The report, referring to “thorny issues” in its headline, highlights several cases where Ukrainian and NATO authorities have been forced to take down social media posts promoting the work of Ukraine’s armed forces defending the country from Russia’s invasion. Featuring regimental and ‘morale’ patches accented with Nazi emblems like hooked crosses, sun wheels, and death heads, the images can present difficulties to those who know Vladimir Putin’s stated war goal of ‘deNazifying’ Ukraine is false because Ukraine is not a Nazi country.

The NYT reports:

[Pictures of Neo-Nazi patches] threatens to reinforce Mr. Putin’s propaganda and giving fuel to his false claims that Ukraine must be “de-Nazified” — a position that ignores the fact that Ukraine’s president, Volodymyr Zelensky, is Jewish. More broadly, Ukraine’s ambivalence about these symbols, and sometimes even its acceptance of them, risks giving new, mainstream life to icons that the West has spent more than a half-century trying to eliminate.

… So far, the imagery has not eroded international support for the war.
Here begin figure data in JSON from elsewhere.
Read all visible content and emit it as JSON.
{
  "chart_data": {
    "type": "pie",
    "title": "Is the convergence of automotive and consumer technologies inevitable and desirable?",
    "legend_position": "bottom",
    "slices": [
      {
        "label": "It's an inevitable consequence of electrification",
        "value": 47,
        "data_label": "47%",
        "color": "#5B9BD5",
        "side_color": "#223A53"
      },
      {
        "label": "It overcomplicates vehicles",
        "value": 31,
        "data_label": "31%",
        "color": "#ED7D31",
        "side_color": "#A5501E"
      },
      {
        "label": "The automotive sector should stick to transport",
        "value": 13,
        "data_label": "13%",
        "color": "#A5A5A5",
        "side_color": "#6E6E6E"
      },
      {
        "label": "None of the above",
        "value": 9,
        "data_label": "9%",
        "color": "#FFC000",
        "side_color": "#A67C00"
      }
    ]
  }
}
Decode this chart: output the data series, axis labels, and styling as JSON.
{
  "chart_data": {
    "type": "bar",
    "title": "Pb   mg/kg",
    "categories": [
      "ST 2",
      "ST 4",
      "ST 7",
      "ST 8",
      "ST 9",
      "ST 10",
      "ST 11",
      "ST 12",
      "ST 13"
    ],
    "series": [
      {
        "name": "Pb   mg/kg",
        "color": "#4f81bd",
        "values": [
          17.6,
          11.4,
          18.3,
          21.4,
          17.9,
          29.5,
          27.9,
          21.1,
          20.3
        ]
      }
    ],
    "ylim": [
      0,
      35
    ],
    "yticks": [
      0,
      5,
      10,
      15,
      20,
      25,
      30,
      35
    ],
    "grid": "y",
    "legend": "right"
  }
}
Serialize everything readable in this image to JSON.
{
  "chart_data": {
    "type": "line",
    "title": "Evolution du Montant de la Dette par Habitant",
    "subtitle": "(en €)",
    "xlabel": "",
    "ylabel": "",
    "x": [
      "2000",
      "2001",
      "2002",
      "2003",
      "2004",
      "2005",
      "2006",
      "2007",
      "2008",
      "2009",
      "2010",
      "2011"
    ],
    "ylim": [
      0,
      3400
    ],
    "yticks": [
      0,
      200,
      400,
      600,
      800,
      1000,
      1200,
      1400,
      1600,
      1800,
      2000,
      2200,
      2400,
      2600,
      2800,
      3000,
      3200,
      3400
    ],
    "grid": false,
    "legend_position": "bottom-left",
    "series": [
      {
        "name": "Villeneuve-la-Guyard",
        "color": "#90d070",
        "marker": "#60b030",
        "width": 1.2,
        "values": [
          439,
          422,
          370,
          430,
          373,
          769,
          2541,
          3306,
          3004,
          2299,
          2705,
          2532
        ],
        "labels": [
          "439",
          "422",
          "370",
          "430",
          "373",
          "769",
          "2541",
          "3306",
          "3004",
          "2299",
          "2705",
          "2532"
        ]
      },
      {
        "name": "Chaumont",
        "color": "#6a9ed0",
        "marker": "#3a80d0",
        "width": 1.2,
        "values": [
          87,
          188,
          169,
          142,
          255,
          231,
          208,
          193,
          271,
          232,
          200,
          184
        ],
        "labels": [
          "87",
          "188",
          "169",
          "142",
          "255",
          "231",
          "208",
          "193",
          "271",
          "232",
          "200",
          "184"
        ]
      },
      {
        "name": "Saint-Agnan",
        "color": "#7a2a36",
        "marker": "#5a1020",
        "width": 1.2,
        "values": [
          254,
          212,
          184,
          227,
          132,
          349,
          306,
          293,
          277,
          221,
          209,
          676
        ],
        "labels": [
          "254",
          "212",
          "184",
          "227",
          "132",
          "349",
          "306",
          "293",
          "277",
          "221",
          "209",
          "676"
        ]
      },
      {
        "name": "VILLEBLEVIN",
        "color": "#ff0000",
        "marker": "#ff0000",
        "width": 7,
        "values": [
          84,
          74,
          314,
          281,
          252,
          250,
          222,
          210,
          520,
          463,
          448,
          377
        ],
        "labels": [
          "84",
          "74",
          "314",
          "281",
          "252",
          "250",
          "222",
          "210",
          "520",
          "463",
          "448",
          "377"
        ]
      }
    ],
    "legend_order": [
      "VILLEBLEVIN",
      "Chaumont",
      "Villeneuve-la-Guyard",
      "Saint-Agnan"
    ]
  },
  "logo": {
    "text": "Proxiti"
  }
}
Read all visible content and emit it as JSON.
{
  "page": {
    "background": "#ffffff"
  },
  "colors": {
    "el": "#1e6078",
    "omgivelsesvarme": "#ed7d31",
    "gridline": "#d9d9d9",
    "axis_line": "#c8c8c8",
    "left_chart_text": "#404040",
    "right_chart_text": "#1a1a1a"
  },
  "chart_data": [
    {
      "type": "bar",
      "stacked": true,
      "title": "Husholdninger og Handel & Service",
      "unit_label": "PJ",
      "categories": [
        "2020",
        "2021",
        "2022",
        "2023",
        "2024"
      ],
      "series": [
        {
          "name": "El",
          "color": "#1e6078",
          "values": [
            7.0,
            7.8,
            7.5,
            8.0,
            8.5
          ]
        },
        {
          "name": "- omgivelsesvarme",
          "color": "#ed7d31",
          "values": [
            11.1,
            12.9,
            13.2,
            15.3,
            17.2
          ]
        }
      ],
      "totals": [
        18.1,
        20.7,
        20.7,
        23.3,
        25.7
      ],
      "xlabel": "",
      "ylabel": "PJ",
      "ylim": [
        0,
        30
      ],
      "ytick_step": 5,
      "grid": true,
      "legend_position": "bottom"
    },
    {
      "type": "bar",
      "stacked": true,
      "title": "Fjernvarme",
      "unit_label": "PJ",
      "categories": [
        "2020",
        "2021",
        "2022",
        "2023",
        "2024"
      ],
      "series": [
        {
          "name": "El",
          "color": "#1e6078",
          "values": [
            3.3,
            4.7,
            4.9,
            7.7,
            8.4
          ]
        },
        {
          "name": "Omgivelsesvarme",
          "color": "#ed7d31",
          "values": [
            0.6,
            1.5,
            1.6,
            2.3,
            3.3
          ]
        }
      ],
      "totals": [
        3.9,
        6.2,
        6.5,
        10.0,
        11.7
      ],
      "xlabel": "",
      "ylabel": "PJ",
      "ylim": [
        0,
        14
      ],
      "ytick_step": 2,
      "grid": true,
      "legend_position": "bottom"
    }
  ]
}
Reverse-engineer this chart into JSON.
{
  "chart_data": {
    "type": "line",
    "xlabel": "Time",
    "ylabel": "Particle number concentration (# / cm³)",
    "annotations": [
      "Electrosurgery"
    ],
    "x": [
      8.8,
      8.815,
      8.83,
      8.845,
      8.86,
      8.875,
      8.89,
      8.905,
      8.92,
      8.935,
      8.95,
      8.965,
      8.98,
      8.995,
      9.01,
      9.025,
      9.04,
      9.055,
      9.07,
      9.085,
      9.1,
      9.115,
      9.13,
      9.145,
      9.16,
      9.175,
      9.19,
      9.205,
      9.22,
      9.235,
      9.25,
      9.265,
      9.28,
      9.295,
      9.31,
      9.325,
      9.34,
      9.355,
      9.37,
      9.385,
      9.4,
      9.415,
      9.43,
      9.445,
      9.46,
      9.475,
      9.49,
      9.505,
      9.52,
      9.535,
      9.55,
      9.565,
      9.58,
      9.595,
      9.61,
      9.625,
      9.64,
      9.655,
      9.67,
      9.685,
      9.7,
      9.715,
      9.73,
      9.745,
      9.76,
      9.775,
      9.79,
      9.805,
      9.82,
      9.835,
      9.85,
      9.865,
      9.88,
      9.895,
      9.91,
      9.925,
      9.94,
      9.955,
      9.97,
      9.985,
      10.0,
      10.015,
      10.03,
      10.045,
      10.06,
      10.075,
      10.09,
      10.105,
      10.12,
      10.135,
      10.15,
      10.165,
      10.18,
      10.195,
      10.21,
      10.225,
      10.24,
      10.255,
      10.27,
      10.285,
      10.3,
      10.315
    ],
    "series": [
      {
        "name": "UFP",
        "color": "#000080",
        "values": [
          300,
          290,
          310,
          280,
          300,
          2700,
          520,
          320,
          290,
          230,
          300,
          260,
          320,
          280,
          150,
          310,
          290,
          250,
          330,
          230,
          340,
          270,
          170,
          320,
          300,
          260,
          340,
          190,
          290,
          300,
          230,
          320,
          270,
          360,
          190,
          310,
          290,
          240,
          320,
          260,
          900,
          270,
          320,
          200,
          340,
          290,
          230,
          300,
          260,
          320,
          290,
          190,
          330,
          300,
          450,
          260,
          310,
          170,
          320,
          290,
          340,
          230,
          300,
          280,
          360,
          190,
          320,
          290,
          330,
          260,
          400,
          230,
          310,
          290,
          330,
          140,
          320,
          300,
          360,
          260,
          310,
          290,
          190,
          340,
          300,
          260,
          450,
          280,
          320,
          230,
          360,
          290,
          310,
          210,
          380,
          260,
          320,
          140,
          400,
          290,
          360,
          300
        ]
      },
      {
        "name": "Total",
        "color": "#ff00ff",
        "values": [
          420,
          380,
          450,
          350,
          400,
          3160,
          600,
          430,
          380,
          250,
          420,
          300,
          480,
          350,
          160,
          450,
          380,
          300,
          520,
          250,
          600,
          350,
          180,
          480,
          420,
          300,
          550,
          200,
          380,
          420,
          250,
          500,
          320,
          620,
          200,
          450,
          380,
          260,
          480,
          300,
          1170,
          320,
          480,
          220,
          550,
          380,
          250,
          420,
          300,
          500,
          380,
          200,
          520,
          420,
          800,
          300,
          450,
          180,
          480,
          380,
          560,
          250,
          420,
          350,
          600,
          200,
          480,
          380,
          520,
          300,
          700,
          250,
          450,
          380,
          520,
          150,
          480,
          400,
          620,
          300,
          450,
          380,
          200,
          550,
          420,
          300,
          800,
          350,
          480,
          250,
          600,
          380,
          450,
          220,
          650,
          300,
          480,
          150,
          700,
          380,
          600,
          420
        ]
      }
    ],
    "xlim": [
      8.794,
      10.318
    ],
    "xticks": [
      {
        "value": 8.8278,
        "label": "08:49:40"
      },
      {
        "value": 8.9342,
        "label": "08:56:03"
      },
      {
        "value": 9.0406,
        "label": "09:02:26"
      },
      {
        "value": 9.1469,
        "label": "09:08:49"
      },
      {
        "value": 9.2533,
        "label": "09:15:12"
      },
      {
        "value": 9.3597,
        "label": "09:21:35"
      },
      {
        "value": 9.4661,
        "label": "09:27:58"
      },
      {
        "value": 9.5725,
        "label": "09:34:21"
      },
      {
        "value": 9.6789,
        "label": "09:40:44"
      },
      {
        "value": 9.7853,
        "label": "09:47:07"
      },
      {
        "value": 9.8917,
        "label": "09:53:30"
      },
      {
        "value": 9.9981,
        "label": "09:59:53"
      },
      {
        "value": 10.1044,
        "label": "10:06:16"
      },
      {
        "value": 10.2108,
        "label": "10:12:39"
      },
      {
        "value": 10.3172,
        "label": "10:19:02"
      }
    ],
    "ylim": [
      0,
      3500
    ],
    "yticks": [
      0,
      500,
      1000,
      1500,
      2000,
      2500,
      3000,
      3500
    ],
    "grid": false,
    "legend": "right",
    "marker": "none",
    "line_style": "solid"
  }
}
It has, however, left diplomats, Western journalists and advocacy groups in a difficult position: Calling attention to the iconography risks playing into Russian propaganda. Saying nothing allows it to spread.

The very narrow double standard that now seems to apply to neo-Nazi-symbol-wearing soldiers in Ukraine was underlined by Glenn Greenwald as he wrote: “In the US, anyone with a MAGA hat is deemed a Nazi and must be destroyed… liberals see actual, real-deal Nazis in Ukraine and want to fund and arm them.”

Rhetorically, he concluded: “Perhaps there may be long-term dangers to flooding Nazi battalions with advanced weaponry?”.

The NYT article notes many in Ukraine see these historic symbols not as Nazi glyphs, but rather symbols of pride and independence — something the article even indicates the interpretations have in common with feelings about the Confederate ‘Southern Pride‘ flag in the U.S. — and that many, including Western anti-hate groups, have decided to stay silent on Ukraine for the sake of not appearing to support Russian propaganda.

These frank admissions are startling precisely because until now many Western establishment media outlets, not least amongst them the NYT, have been bullish on calling out people discussing Ukrainian neo-Nazi iconography as spreading “false claims” in the past.

A 2022 article by the NYT said, for instance, talking about the Azov Batallion was misleading because analysts had said their portrayal in Russian media “exaggerates the extent to which its members hold neo-Nazi views”. That article followed a similar denouncement of thinking too much about the unusual prevalence of neo-Nazi symbolism in Ukraine from the BBC earlier that year, which appeared to hand-wave the number of self-professed Nazis in the Azov battalion because they were so effective at killing Russians.

The BBC’s Ros Atkins cited Azov’s own assessment that “some of its fighters held Nazi views… only 10 to 20 per cent of the group are Nazis”, remarking “it’s a tiny fraction of the Ukrainian military”, and one that in the words of a cited expert who are “just good fighters”.

The media appears to have been much more willing to discuss the political views of Ukrainian fighters outside of times of direct conflict, with Reuters writing on “Ukraine’s neo-Nazi Problem” in 2018. Meanwhile in 2018, the U.S. Congress included a provision in its $1.3 trillion omnibus government spending bill banning U.S. arms from going to Ukraine’s Nazi-linked Azov Battalion. Specifically, the bill stipulated that “none of the funds made available by this act may be used to provide arms, training or other assistance to the Azov Battalion.”